Free agent endpoints
/api/ai-crawler-access/summary.jsonAggregate: per-bot blocked and allowed percentages, llms.txt and ai.txt adoption, and a per-sector rollup. No parameters. Same payload this page renders./api/ai-crawler-access/site?domain=One domain: the per-bot robots.txt verdict plus llms.txt and ai.txt presence. Required param: domain.
The full dataset and the historical change log are premium at one credit each. See /developers/agent-payments.
Related on TensorFeed
Frequently asked questions
- What does this page measure?
- For a curated universe of roughly 300 agent-relevant domains, we read each site's public robots.txt and assign a per-bot verdict (allowed, blocked, partial, or unknown) for 14 named AI crawlers. We also check whether the site publishes an llms.txt or ai.txt file. The numbers on this page are the aggregate of those per-site verdicts: what share of sites block GPTBot at the root, how many publish llms.txt, and so on.
- Does a blocked verdict mean the bot actually cannot crawl the site?
- No. We report stated policy, not enforcement. robots.txt is a request, not a wall. A site can list Disallow for ClaudeBot and that bot can still ignore it; a site can stay silent and a well-behaved bot will still crawl. We are documenting what each site declares in its robots.txt, which is the signal publishers control and the one most agents are supposed to honor. Whether a given crawler complies is a separate question we do not claim to answer.
- How do you turn robots.txt into a verdict?
- Deterministically. We pick the most specific matching user-agent group (an exact token match beats the wildcard group), then look at root access. A Disallow of the root with no equal-or-longer Allow override is blocked.

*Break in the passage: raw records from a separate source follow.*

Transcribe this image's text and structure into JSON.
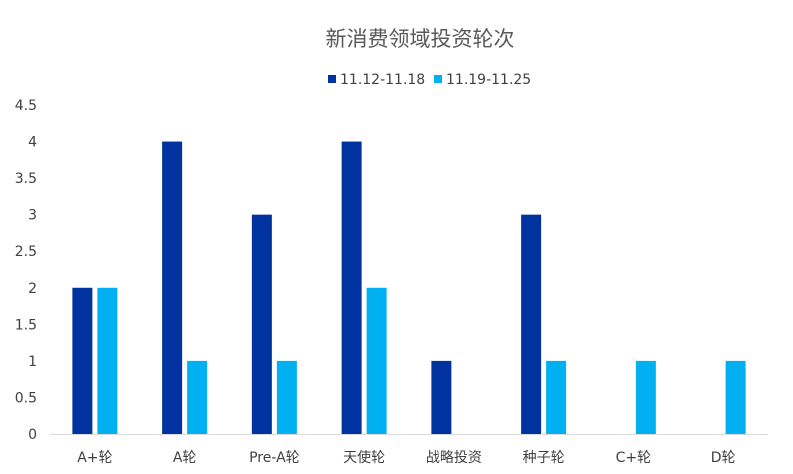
{
  "chart_data": {
    "type": "bar",
    "title": "新消费领域投资轮次",
    "categories": [
      "A+轮",
      "A轮",
      "Pre-A轮",
      "天使轮",
      "战略投资",
      "种子轮",
      "C+轮",
      "D轮"
    ],
    "series": [
      {
        "name": "11.12-11.18",
        "color": "#0033A0",
        "values": [
          2,
          4,
          3,
          4,
          1,
          3,
          0,
          0
        ]
      },
      {
        "name": "11.19-11.25",
        "color": "#00B0F0",
        "values": [
          2,
          1,
          1,
          2,
          0,
          1,
          1,
          1
        ]
      }
    ],
    "ylim": [
      0,
      4.5
    ],
    "yticks": [
      0,
      0.5,
      1,
      1.5,
      2,
      2.5,
      3,
      3.5,
      4,
      4.5
    ],
    "ytick_labels": [
      "0",
      "0.5",
      "1",
      "1.5",
      "2",
      "2.5",
      "3",
      "3.5",
      "4",
      "4.5"
    ],
    "xlabel": "",
    "ylabel": "",
    "grid": false,
    "legend_position": "top-center"
  }
}
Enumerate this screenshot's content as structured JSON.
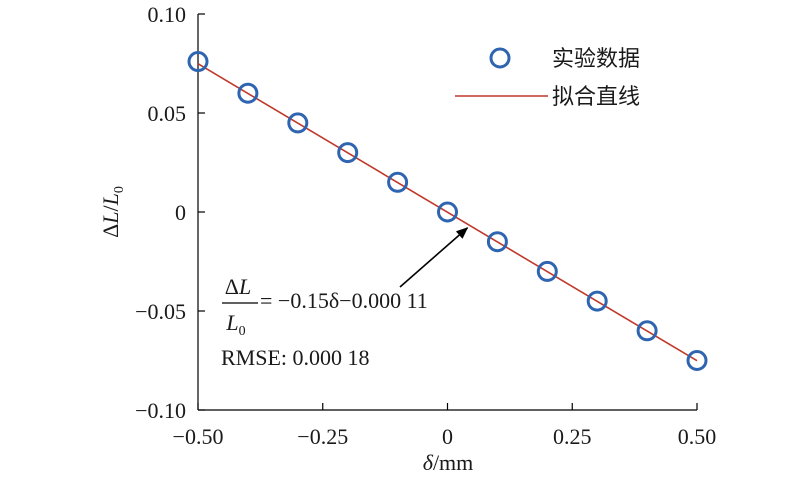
{
  "chart_data": {
    "type": "scatter",
    "xlabel": "δ/mm",
    "ylabel": "ΔL/L0",
    "xlim": [
      -0.5,
      0.5
    ],
    "ylim": [
      -0.1,
      0.1
    ],
    "xticks": [
      "−0.50",
      "−0.25",
      "0",
      "0.25",
      "0.50"
    ],
    "yticks": [
      "0.10",
      "0.05",
      "0",
      "−0.05",
      "−0.10"
    ],
    "xtick_values": [
      -0.5,
      -0.25,
      0,
      0.25,
      0.5
    ],
    "ytick_values": [
      0.1,
      0.05,
      0,
      -0.05,
      -0.1
    ],
    "grid": false,
    "legend_position": "top-right",
    "series": [
      {
        "name": "实验数据",
        "kind": "scatter",
        "marker": "hollow-circle",
        "color": "#2e64b0",
        "x": [
          -0.5,
          -0.4,
          -0.3,
          -0.2,
          -0.1,
          0.0,
          0.1,
          0.2,
          0.3,
          0.4,
          0.5
        ],
        "y": [
          0.076,
          0.06,
          0.045,
          0.03,
          0.015,
          0.0,
          -0.015,
          -0.03,
          -0.045,
          -0.06,
          -0.075
        ]
      },
      {
        "name": "拟合直线",
        "kind": "line",
        "color": "#c0392b",
        "slope": -0.15,
        "intercept": -0.00011
      }
    ],
    "annotation": {
      "fraction_numerator": "ΔL",
      "fraction_denominator": "L0",
      "equation": "= −0.15δ−0.000 11",
      "rmse": "RMSE: 0.000 18",
      "arrow_target": [
        0.04,
        -0.008
      ]
    }
  }
}
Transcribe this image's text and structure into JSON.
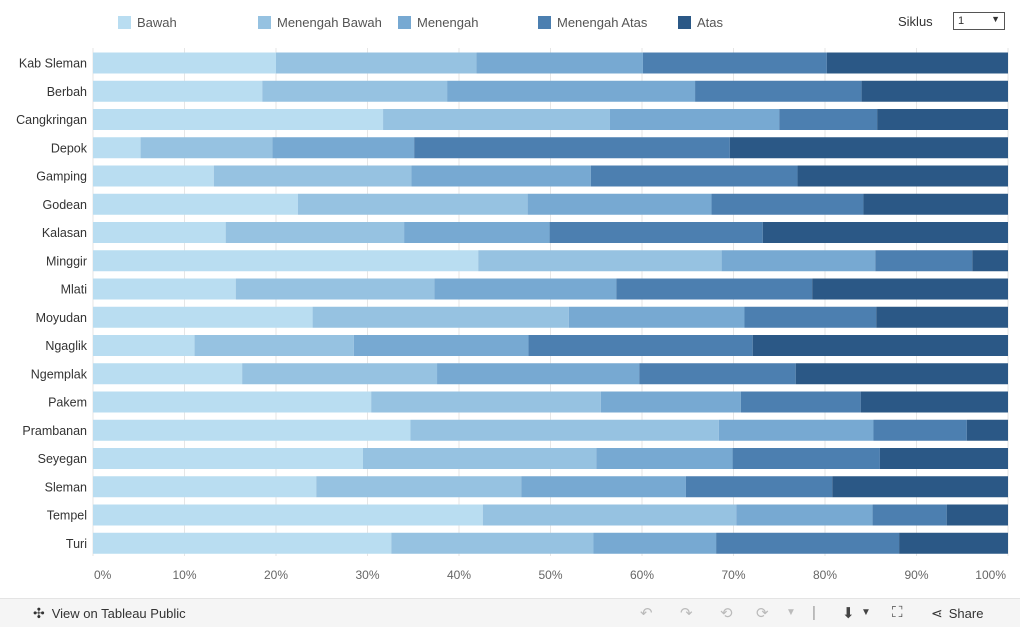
{
  "legend": {
    "items": [
      {
        "label": "Bawah",
        "color": "#b9ddf1"
      },
      {
        "label": "Menengah Bawah",
        "color": "#96c2e1"
      },
      {
        "label": "Menengah",
        "color": "#77a9d2"
      },
      {
        "label": "Menengah Atas",
        "color": "#4c7fb0"
      },
      {
        "label": "Atas",
        "color": "#2b5886"
      }
    ]
  },
  "filter": {
    "label": "Siklus",
    "value": "1"
  },
  "chart_data": {
    "type": "bar",
    "orientation": "horizontal",
    "stacked": "percent",
    "categories": [
      "Kab Sleman",
      "Berbah",
      "Cangkringan",
      "Depok",
      "Gamping",
      "Godean",
      "Kalasan",
      "Minggir",
      "Mlati",
      "Moyudan",
      "Ngaglik",
      "Ngemplak",
      "Pakem",
      "Prambanan",
      "Seyegan",
      "Sleman",
      "Tempel",
      "Turi"
    ],
    "series": [
      {
        "name": "Bawah",
        "values": [
          20.0,
          18.5,
          31.7,
          5.2,
          13.2,
          22.4,
          14.5,
          42.1,
          15.6,
          24.0,
          11.1,
          16.3,
          30.4,
          34.7,
          29.5,
          24.4,
          42.6,
          32.6
        ]
      },
      {
        "name": "Menengah Bawah",
        "values": [
          21.9,
          20.2,
          24.8,
          14.4,
          21.6,
          25.1,
          19.5,
          26.6,
          21.7,
          28.0,
          17.4,
          21.3,
          25.1,
          33.7,
          25.5,
          22.4,
          27.7,
          22.1
        ]
      },
      {
        "name": "Menengah",
        "values": [
          18.2,
          27.1,
          18.5,
          15.5,
          19.6,
          20.1,
          15.9,
          16.8,
          19.9,
          19.2,
          19.1,
          22.1,
          15.3,
          16.9,
          14.9,
          18.0,
          14.9,
          13.4
        ]
      },
      {
        "name": "Menengah Atas",
        "values": [
          20.1,
          18.2,
          10.7,
          34.5,
          22.6,
          16.6,
          23.3,
          10.6,
          21.4,
          14.4,
          24.5,
          17.1,
          13.1,
          10.2,
          16.1,
          16.0,
          8.1,
          20.0
        ]
      },
      {
        "name": "Atas",
        "values": [
          19.8,
          16.0,
          14.3,
          30.4,
          23.0,
          15.8,
          26.8,
          3.9,
          21.4,
          14.4,
          27.9,
          23.2,
          16.1,
          4.5,
          14.0,
          19.2,
          6.7,
          11.9
        ]
      }
    ],
    "xlim": [
      0,
      100
    ],
    "x_ticks": [
      "0%",
      "10%",
      "20%",
      "30%",
      "40%",
      "50%",
      "60%",
      "70%",
      "80%",
      "90%",
      "100%"
    ],
    "grid": "vertical",
    "legend_position": "top"
  },
  "footer": {
    "view_label": "View on Tableau Public",
    "share_label": "Share"
  }
}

A non-root Disallow with no root disallow is partial. An empty Disallow, an Allow that overrides, or no matching group at all is allowed (absence of a rule is permission, per the standard). If we cannot read robots.txt at all (timeout, network error, non-2xx), every bot for that domain is recorded as unknown, never as allowed.
- Why does unknown matter, and how is it counted?

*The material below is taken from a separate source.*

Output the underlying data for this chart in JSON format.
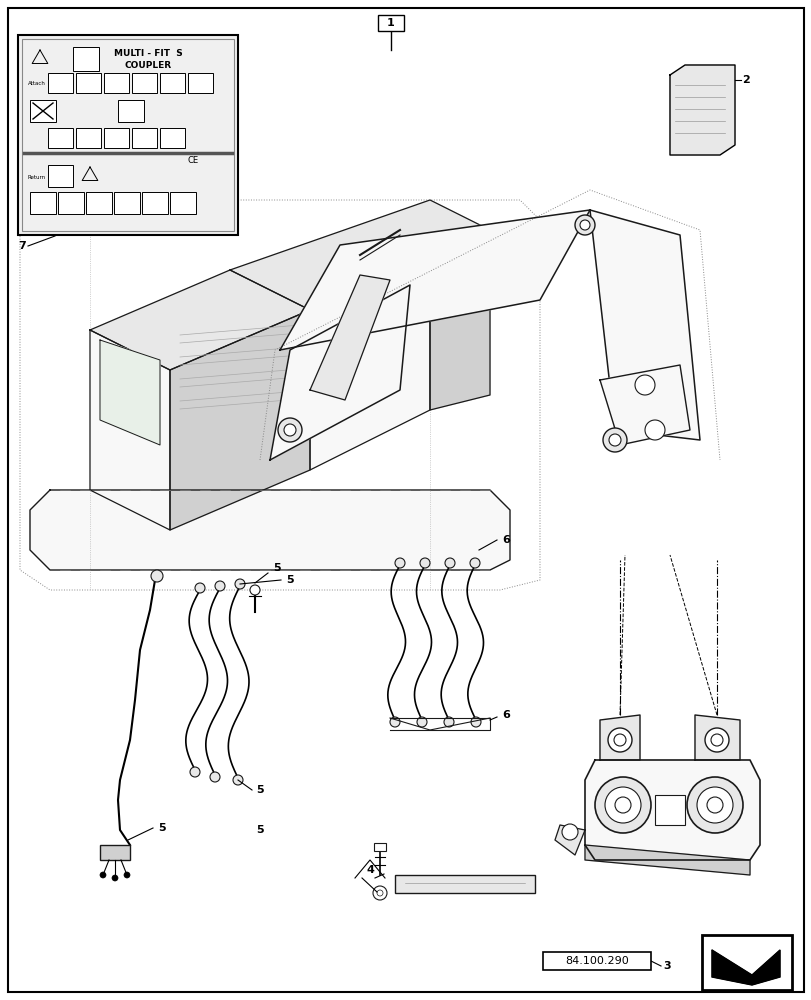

- Honesty in the denominator. Blocked and allowed percentages are computed only over known verdicts. Domains where we could not read robots.txt are excluded from the math entirely rather than silently folded into allowed. That keeps the headline percentages from drifting just because a few sites were briefly unreachable.
- How fresh is the data, and why does coverage fill in gradually?

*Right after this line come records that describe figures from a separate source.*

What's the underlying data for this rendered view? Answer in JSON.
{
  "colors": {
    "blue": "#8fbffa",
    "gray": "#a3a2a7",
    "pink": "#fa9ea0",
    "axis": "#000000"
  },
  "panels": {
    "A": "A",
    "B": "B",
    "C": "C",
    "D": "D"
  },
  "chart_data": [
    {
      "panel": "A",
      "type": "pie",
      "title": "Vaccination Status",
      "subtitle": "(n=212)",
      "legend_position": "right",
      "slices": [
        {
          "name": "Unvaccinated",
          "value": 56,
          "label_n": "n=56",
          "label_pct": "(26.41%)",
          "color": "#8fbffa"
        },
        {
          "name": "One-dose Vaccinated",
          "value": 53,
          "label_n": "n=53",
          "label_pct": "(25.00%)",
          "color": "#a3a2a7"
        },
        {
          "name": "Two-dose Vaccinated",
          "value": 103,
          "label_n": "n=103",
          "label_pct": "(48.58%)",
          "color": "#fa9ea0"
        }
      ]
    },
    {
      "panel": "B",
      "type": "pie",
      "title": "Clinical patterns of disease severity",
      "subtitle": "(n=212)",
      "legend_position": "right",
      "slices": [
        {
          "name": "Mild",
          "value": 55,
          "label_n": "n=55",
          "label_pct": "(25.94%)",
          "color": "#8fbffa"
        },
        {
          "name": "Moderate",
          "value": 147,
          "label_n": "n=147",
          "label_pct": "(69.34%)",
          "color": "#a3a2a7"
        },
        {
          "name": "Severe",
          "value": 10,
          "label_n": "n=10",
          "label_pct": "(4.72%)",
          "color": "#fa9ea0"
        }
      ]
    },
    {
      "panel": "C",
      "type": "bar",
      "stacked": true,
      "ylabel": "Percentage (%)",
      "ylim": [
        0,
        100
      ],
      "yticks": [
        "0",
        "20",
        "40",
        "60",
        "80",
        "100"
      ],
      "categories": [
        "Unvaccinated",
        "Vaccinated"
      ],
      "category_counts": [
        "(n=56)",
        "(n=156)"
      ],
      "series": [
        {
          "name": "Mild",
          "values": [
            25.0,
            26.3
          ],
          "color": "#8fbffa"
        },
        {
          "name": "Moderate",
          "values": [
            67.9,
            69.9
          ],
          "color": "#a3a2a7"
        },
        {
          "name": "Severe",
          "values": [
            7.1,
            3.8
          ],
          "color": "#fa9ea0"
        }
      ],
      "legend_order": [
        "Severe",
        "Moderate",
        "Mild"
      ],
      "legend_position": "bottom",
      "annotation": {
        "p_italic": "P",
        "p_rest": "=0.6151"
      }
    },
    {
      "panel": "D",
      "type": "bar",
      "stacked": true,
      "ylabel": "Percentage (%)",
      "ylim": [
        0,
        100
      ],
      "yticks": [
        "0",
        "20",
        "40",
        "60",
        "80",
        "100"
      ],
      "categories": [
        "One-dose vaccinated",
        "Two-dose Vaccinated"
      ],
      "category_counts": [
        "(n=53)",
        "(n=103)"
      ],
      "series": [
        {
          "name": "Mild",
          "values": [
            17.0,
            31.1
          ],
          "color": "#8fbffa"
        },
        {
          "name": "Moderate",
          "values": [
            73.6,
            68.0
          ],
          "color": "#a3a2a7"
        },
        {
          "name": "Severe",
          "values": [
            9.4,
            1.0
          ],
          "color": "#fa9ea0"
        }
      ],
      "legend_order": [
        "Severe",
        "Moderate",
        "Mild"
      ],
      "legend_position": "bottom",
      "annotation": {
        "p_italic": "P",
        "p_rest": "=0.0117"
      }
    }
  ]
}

- The crawl is rolling: each daily run refreshes about one seventh of the universe, so the full set re-checks roughly weekly and the first snapshot fills in over about a week. The premium endpoints carry an eight-day freshness SLA, and if the snapshot is stale past that window the request is not charged. The summary on this page reports domains with data versus domains tracked so you can see the coverage build in real time.
- What is llms.txt and ai.txt, and why track them here?
- They are emerging, opt-in conventions at a site root for telling AI systems what they may use and how. llms.txt points models at the content a site wants surfaced; ai.txt is used by some sites to declare AI usage terms. Tracking their adoption alongside robots.txt verdicts gives a fuller picture of how the open web is choosing to engage with AI crawlers: not just who is blocked, but who is actively inviting.
- Which bots do you track?
- Fourteen named AI crawlers: GPTBot, OAI-SearchBot, ChatGPT-User, ClaudeBot, Claude-SearchBot, Claude-User, PerplexityBot, CCBot, Google-Extended, Bytespider, Amazonbot, Applebot-Extended, Meta-ExternalAgent, cohere-ai. The list covers the major training, search, and user-triggered agents from OpenAI, Anthropic, Perplexity, Common Crawl, Google, ByteDance, Amazon, Apple, Meta, and Cohere.
- How do I pull this programmatically?
- Two free endpoints, no auth. GET /api/ai-crawler-access/summary.json for the aggregate, and GET /api/ai-crawler-access/site?domain=example.com for one site. The full dataset and the historical change log (when a site flips a bot from allowed to blocked, or publishes llms.txt) are premium at one credit each.